Java Joy: Using Named Capturing Groups In Regular Expressions

In Java we can define capturing groups in regular expression. We can refer to these groups (if found) by the index from the group as defined in the regular expression. Instead of relying on the index of the group we can give a capturing group a name and use that name to reference the group. The format of the group name is ?<name> as first element of the group definition. The name of the group can be used with the group method of the Matcher class. Also we can use the name when we want to reference the capturing group for example with the replaceAll method of a Matcher object. The format is ${name} to reference the group by name.
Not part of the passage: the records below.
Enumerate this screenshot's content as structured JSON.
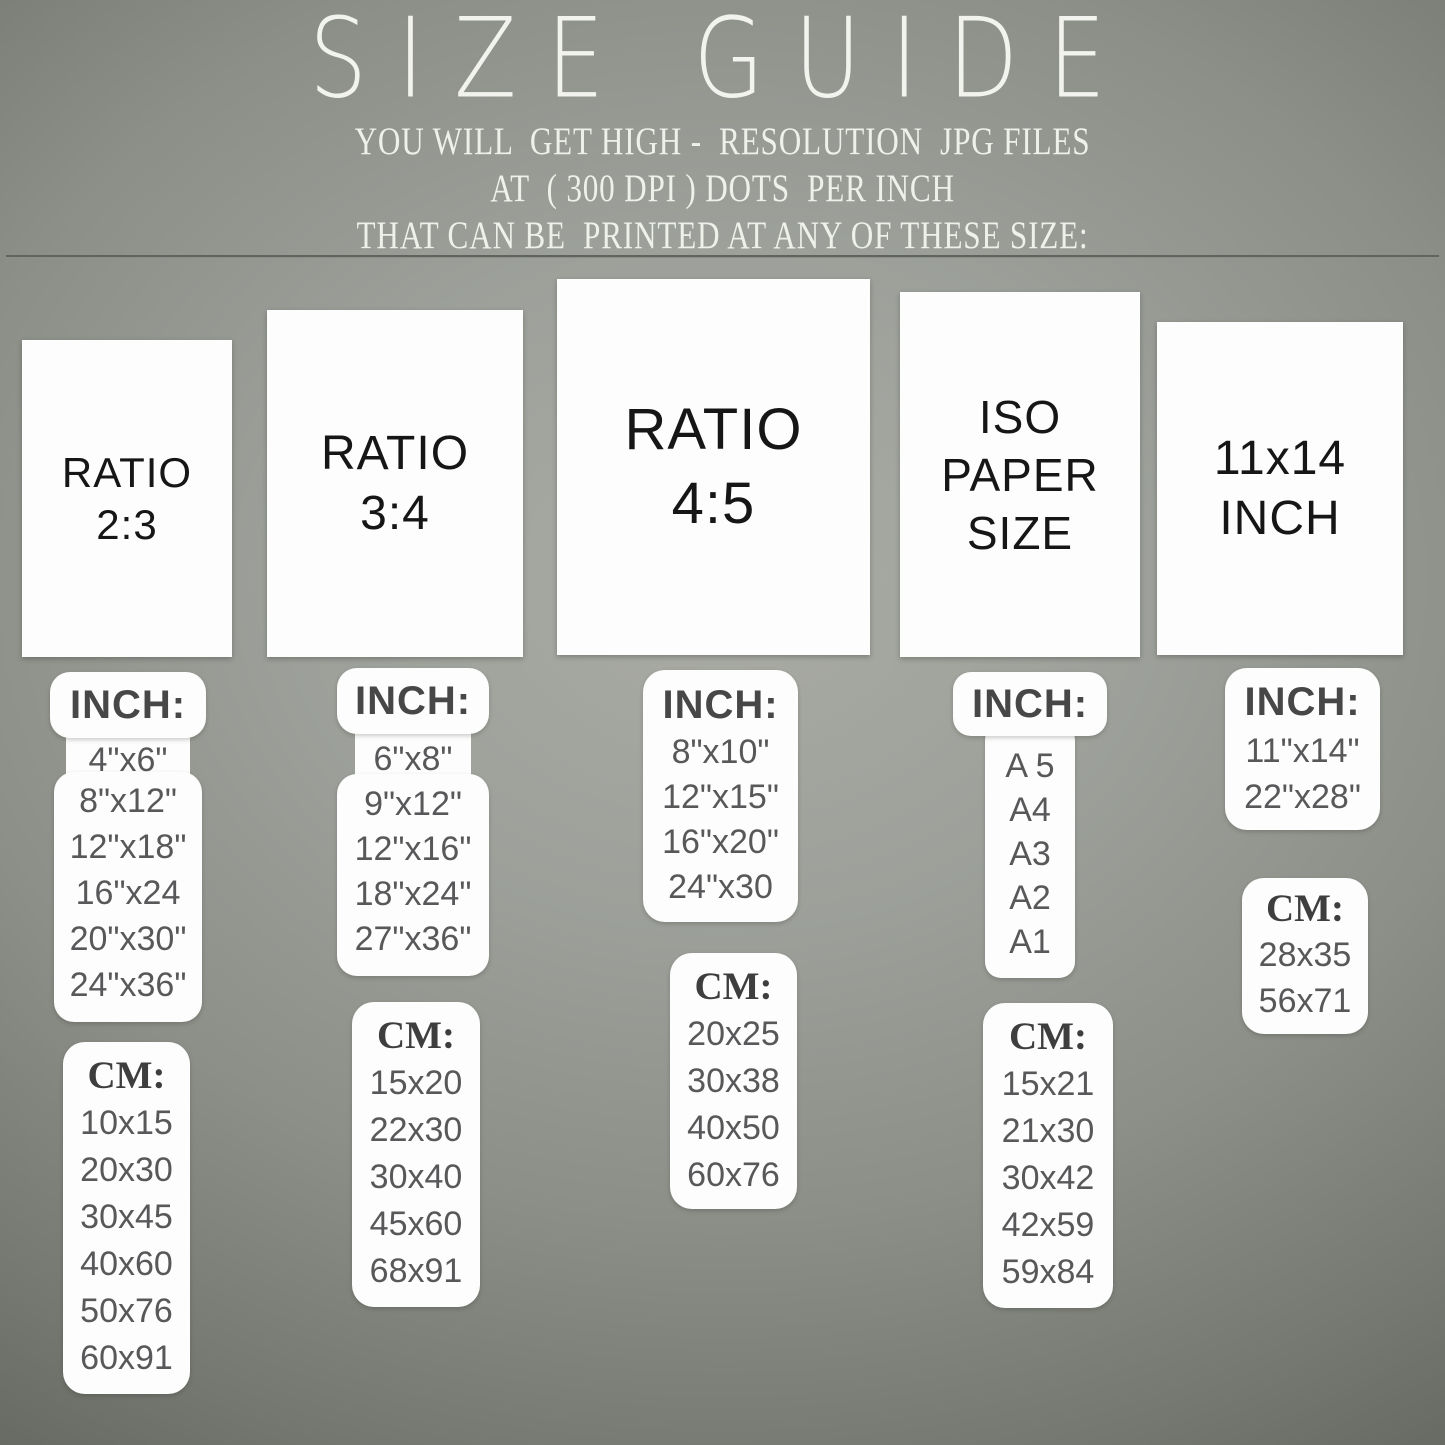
{
  "header": {
    "title": "SIZE GUIDE",
    "subtitle_lines": [
      "YOU WILL  GET HIGH -  RESOLUTION  JPG FILES",
      "AT  ( 300 DPI ) DOTS  PER INCH",
      "THAT CAN BE  PRINTED AT ANY OF THESE SIZE:"
    ]
  },
  "columns": [
    {
      "id": "ratio-2-3",
      "paper_label_lines": [
        "RATIO",
        "2:3"
      ],
      "inch": {
        "label": "INCH:",
        "sizes": [
          "4\"x6\"",
          "8\"x12\"",
          "12\"x18\"",
          "16\"x24",
          "20\"x30\"",
          "24\"x36\""
        ]
      },
      "cm": {
        "label": "CM:",
        "sizes": [
          "10x15",
          "20x30",
          "30x45",
          "40x60",
          "50x76",
          "60x91"
        ]
      }
    },
    {
      "id": "ratio-3-4",
      "paper_label_lines": [
        "RATIO",
        "3:4"
      ],
      "inch": {
        "label": "INCH:",
        "sizes": [
          "6\"x8\"",
          "9\"x12\"",
          "12\"x16\"",
          "18\"x24\"",
          "27\"x36\""
        ]
      },
      "cm": {
        "label": "CM:",
        "sizes": [
          "15x20",
          "22x30",
          "30x40",
          "45x60",
          "68x91"
        ]
      }
    },
    {
      "id": "ratio-4-5",
      "paper_label_lines": [
        "RATIO",
        "4:5"
      ],
      "inch": {
        "label": "INCH:",
        "sizes": [
          "8\"x10\"",
          "12\"x15\"",
          "16\"x20\"",
          "24\"x30"
        ]
      },
      "cm": {
        "label": "CM:",
        "sizes": [
          "20x25",
          "30x38",
          "40x50",
          "60x76"
        ]
      }
    },
    {
      "id": "iso-paper-size",
      "paper_label_lines": [
        "ISO",
        "PAPER",
        "SIZE"
      ],
      "inch": {
        "label": "INCH:",
        "sizes": [
          "A 5",
          "A4",
          "A3",
          "A2",
          "A1"
        ]
      },
      "cm": {
        "label": "CM:",
        "sizes": [
          "15x21",
          "21x30",
          "30x42",
          "42x59",
          "59x84"
        ]
      }
    },
    {
      "id": "11x14-inch",
      "paper_label_lines": [
        "11x14",
        "INCH"
      ],
      "inch": {
        "label": "INCH:",
        "sizes": [
          "11\"x14\"",
          "22\"x28\""
        ]
      },
      "cm": {
        "label": "CM:",
        "sizes": [
          "28x35",
          "56x71"
        ]
      }
    }
  ],
  "colors": {
    "background_center": "#a9aba4",
    "background_edge": "#4c514a",
    "card_white": "#fcfdfc",
    "header_text": "#f2f3ef",
    "paper_label_text": "#161616",
    "inch_label_text": "#474747",
    "cm_label_text": "#3e3e3e",
    "size_text": "#58585a"
  }
}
Finally we can use a named capturing group also as backreference in a regular expression using the syntax \k<name>.

In the following example we define a regular expression with named groups and use them with several methods:

package mrhaki.pattern;

import java.util.regex.Matcher;
import java.util.regex.Pattern;

public class NamedPatterns {
    public static void main(String[] args) {
        // Define pattern and use names for the capturing groups.
        // The first group has the name project, second org unit number and finally a project number.
        // The format is ?<name>.
        // To make sure the separator is - or / (and not a combination)
        // we use group with name sep and use the backreference \k<sep> to match.
        Pattern issuePattern = Pattern.compile("(?<project>[A-Z]{3})(?<sep>[-/])(?<org>\\w{3})\\k<sep>(?<num>\\d+)$");

        // Create Matcher with a string value.
        Matcher issueMatcher = issuePattern.matcher("PRJ-CLD-42");

        assert issueMatcher.matches();
        // We can use capturing group names to get group.
        // Using separator / also matches.
        assert issuePattern.matcher("EUR/ACC/91").matches();
        // But we cannot mix - and /.
        assert !issuePattern.matcher("EUR-ACC/91").matches();

        // Backreferences to the capturing groups can be used by
        // their names, using the syntax ${name}.
        assert issueMatcher.replaceAll("${project} ${num} in ${org}.").equals("PRJ 42 in CLD.");

Written with Java 14.